In this tutorial, you will use the IBM® InfoSphere® QualityStage® Standardization Rules Designer to
enhance a rule set that standardizes product data. When you standardize
data, you implement data quality standards that normalize data values
and prepare data for uses such as matching and reporting.
In this tutorial, you will use data from the fictional
Sample Outdoor Company, which sells and distributes products to third-party
retailer stores and consumers. For the last several years, the company
has steadily grown into a worldwide operation, selling their line
of products to retailers in nearly every part of the world.
The
fictional Sample Outdoor Company recently acquired several new product
lines. The company wants to integrate the data for these product lines
into its current database, but the new data contains new types of
information and is formatted inconsistently. The Sample Outdoor Company
can use the IBM InfoSphere QualityStage Standardization Rules Designer to
enhance the rule set that standardizes this type of data.
After
the rule set is enhanced, the company will apply the rule set to a
Standardize stage in a standardization job.
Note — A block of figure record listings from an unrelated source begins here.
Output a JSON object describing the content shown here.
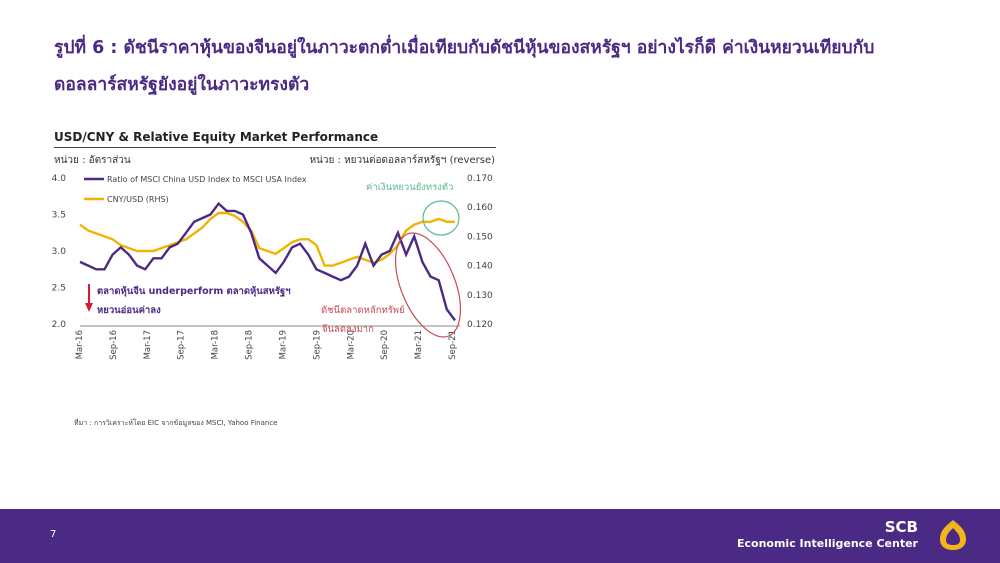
{
  "heading": {
    "line1": "รูปที่ 6 : ดัชนีราคาหุ้นของจีนอยู่ในภาวะตกต่ำเมื่อเทียบกับดัชนีหุ้นของสหรัฐฯ อย่างไรก็ดี ค่าเงินหยวนเทียบกับ",
    "line2": "ดอลลาร์สหรัฐยังอยู่ในภาวะทรงตัว"
  },
  "source": "ที่มา : การวิเคราะห์โดย EIC จากข้อมูลของ MSCI, Yahoo Finance",
  "footer": {
    "page_number": "7",
    "brand_name": "SCB",
    "brand_sub": "Economic Intelligence Center",
    "background": "#4b2a85"
  },
  "chart_data": {
    "type": "line",
    "title": "USD/CNY & Relative Equity Market Performance",
    "ylabel": "หน่วย : อัตราส่วน",
    "y2label": "หน่วย : หยวนต่อดอลลาร์สหรัฐฯ (reverse)",
    "ylim": [
      2.0,
      4.0
    ],
    "y2lim": [
      0.12,
      0.17
    ],
    "y2_reversed_note": "reverse",
    "yticks": [
      "4.0",
      "3.5",
      "3.0",
      "2.5",
      "2.0"
    ],
    "y2ticks": [
      "0.170",
      "0.160",
      "0.150",
      "0.140",
      "0.130",
      "0.120"
    ],
    "xticks": [
      "Mar-16",
      "Sep-16",
      "Mar-17",
      "Sep-17",
      "Mar-18",
      "Sep-18",
      "Mar-19",
      "Sep-19",
      "Mar-20",
      "Sep-20",
      "Mar-21",
      "Sep-21"
    ],
    "grid": false,
    "legend_position": "top-left",
    "series": [
      {
        "name": "Ratio of MSCI China USD Index to MSCI USA Index",
        "color": "#4b2a85",
        "axis": "left",
        "values": [
          2.85,
          2.8,
          2.75,
          2.75,
          2.95,
          3.05,
          2.95,
          2.8,
          2.75,
          2.9,
          2.9,
          3.05,
          3.1,
          3.25,
          3.4,
          3.45,
          3.5,
          3.65,
          3.55,
          3.55,
          3.5,
          3.25,
          2.9,
          2.8,
          2.7,
          2.85,
          3.05,
          3.1,
          2.95,
          2.75,
          2.7,
          2.65,
          2.6,
          2.65,
          2.8,
          3.1,
          2.8,
          2.95,
          3.0,
          3.25,
          2.95,
          3.2,
          2.85,
          2.65,
          2.6,
          2.2,
          2.05
        ]
      },
      {
        "name": "CNY/USD (RHS)",
        "color": "#f0b400",
        "axis": "right",
        "values": [
          0.154,
          0.152,
          0.151,
          0.15,
          0.149,
          0.147,
          0.146,
          0.145,
          0.145,
          0.145,
          0.146,
          0.147,
          0.148,
          0.149,
          0.151,
          0.153,
          0.156,
          0.158,
          0.158,
          0.157,
          0.155,
          0.152,
          0.146,
          0.145,
          0.144,
          0.146,
          0.148,
          0.149,
          0.149,
          0.147,
          0.14,
          0.14,
          0.141,
          0.142,
          0.143,
          0.142,
          0.141,
          0.142,
          0.144,
          0.147,
          0.152,
          0.154,
          0.155,
          0.155,
          0.156,
          0.155,
          0.155
        ]
      }
    ],
    "annotations": {
      "yuan_stable": "ค่าเงินหยวนยังทรงตัว",
      "underperform": "ตลาดหุ้นจีน underperform ตลาดหุ้นสหรัฐฯ",
      "yuan_weak": "หยวนอ่อนค่าลง",
      "china_index": "ดัชนีตลาดหลักทรัพย์",
      "china_drop": "จีนลดลงมาก"
    },
    "annotation_colors": {
      "green": "#5cb88a",
      "red": "#c94a55",
      "arrow": "#d31f2b",
      "label": "#4b2a85"
    }
  }
}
When the standardization
job is run, input data is standardized according to the logic that
is specified in the enhanced rule set.
This tutorial guides
you through some of the common tasks that you might complete when
you enhance a rule set in the
Standardization Rules Designer.
The following steps illustrate the sequence of actions in the tutorial:
- In module 1, you identify a rule set that requires enhancement
and open a revision for that rule set in the Standardization Rules Designer.
You also import sample data to use in the Standardization Rules Designer.
- In module 2, you categorize the parts of the data. You add classification
definitions that assign new values to existing classes and add a custom
class for a new type of data. Figure 1 shows how each value in an
example record for a fictional Sample Outdoor Company product can
be assigned to a class.
- In module 3, you add a lookup table that converts alphabetic information
about product colors to numeric color codes. Figure 2 shows part of the lookup
table that is added in the Standardization Rules Designer.
- In the first lesson of module 4, you modify a rule that was added
in the Standardization Rules Designer.
The rule is handling data incorrectly for some of the new product
brands. Figure 3 shows the output with the
current rule and the output after the rule is modified according to
the data cleansing requirements of the fictional Sample Outdoor Company.
- In the second and third lessons of module 4, you identify the
most common pattern that is unhandled and add a rule to handle data
that matches the pattern. Figure 4 shows how an example record
for a fictional Sample Outdoor Company product is handled by the new
rule.
- In the fourth lesson of module 4, you create a rule that handles
two distinct values that are concatenated in the input data. For example,
if the input data contains the value 195cm,
you can create a rule that splits the value into the values 195 and cm and
places them in the appropriate output columns. Figure 5 shows how an example record
for a fictional Sample Outdoor Company product is handled by this
rule.
Learning objectives
By completing
the modules, you will learn about the concepts and tasks for enhancing
rule sets:
- Import sample data to see how records from the sample data are
affected by changes to parts of the rule set
- Use classifications to categorize parts of your data
- Add lookup tables to compare or convert data to specified values
- Create rules that apply actions to a group of related records
Time required
Before you begin the tutorial,
you must set up your environment. The time that is required for setup
depends on your current environment.
The modules each take 20 -
60 minutes to complete.
System requirements
The following
components and applications must be installed on your system.
- IBM InfoSphere QualityStage Standardization Rules Designer
- IBM InfoSphere QualityStage with
the following clients:
- IBM InfoSphere DataStage® and QualityStage Designer
- IBM InfoSphere DataStage and QualityStage Administrator
Prerequisites
Before you begin this
tutorial, you must understand data quality concepts such as standardization,
classification, and rules for data cleansing. Knowledge about InfoSphere DataStage and QualityStage concepts
such as jobs, stages, and reports might be helpful, but is not required.
Notices: The Sample Outdoor Company, GO Sales,
any variation of the Great Outdoors name, and Planning Sample, depict
fictitious business operations with sample data used to develop sample
applications for IBM and IBM customers. These fictitious
records include sample data for sales transactions, product distribution,
finance, and human resources. Any resemblance to actual names, addresses,
contact numbers, or transaction values, is coincidental. Other sample
files may contain fictional data manually or machine generated, factual
data compiled from academic or public sources, or data used with permission
of the copyright holder, for use as sample data to develop sample
applications. Product names referenced may be the trademarks of their
respective owners. Unauthorized duplication is prohibited.